What Is Tilgung? German Mortgage Repayment, Explained
Tilgung is the German word for principal repayment — the part of your monthly mortgage payment that actually pays down your debt (the rest is interest). It's the single most important term to understand when financing property in Germany.
Loan €300,000, interest rate 3.8%, initial repayment rate (anfängliche
Tilgung) 2%: your monthly payment is €1,450. In month one, €950 of that is interest and only €500 repays the loan.

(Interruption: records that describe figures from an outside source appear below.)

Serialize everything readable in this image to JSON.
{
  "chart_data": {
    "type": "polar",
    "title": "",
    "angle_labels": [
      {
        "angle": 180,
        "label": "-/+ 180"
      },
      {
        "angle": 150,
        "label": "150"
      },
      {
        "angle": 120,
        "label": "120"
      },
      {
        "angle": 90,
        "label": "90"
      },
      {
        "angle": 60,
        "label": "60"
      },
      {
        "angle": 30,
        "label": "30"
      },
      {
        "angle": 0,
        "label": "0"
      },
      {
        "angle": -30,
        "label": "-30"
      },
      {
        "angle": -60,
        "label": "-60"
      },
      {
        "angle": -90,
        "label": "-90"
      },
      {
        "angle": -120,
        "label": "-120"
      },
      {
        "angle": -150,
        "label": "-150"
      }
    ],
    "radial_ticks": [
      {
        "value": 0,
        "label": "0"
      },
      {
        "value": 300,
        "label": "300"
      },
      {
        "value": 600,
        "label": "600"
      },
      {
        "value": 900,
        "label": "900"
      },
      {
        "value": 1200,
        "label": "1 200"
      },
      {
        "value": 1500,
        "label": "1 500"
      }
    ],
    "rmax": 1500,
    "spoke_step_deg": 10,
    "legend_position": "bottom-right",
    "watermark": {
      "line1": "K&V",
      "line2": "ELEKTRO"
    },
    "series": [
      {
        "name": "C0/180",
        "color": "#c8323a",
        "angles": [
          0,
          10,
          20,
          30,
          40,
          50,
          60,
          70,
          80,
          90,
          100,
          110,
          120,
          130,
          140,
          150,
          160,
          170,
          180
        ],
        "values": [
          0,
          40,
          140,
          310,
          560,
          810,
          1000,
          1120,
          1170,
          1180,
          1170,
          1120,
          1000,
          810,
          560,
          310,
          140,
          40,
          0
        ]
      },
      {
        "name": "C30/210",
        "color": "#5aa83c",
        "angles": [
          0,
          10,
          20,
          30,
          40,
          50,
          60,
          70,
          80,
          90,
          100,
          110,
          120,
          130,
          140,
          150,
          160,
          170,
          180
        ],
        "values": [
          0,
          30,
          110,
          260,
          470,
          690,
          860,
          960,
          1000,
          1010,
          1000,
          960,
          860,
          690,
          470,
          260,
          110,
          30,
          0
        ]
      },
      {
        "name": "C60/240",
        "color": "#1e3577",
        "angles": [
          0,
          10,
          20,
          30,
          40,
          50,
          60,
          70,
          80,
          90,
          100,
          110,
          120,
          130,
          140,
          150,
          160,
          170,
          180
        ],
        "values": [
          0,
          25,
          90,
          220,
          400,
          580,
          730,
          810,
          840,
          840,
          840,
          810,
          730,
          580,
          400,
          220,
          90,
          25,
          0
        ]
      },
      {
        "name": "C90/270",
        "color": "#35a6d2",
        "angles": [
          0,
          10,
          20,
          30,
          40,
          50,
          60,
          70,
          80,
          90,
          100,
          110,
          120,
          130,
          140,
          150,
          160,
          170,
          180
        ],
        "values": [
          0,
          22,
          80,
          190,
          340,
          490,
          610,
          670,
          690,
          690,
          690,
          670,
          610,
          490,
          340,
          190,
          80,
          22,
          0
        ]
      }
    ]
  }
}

Because every repayment shrinks the balance, the interest share falls each month and
the repayment share grows automatically.
The German mortgage glossary
Tilgung — principal repayment
Anfängliche Tilgung — the initial repayment rate (typically 2%–3% per year); together with the interest rate it sets your monthly payment
Sondertilgung — extra repayments on top of the regular payment, usually allowed up to 5% of the loan per year free of charge
Tilgungsplan — the amortization schedule: month-by-month interest, repayment and remaining balance
Annuität — the constant total payment (interest + repayment) of a German annuity loan
Principal repayment. It is the portion of your monthly mortgage payment that reduces the outstanding loan, as opposed to the interest portion.
What is Sondertilgung?
An extra, optional repayment on top of your regular monthly payment. Most German lenders allow up to 5% of the original loan per year free of charge — it shortens the term and saves interest.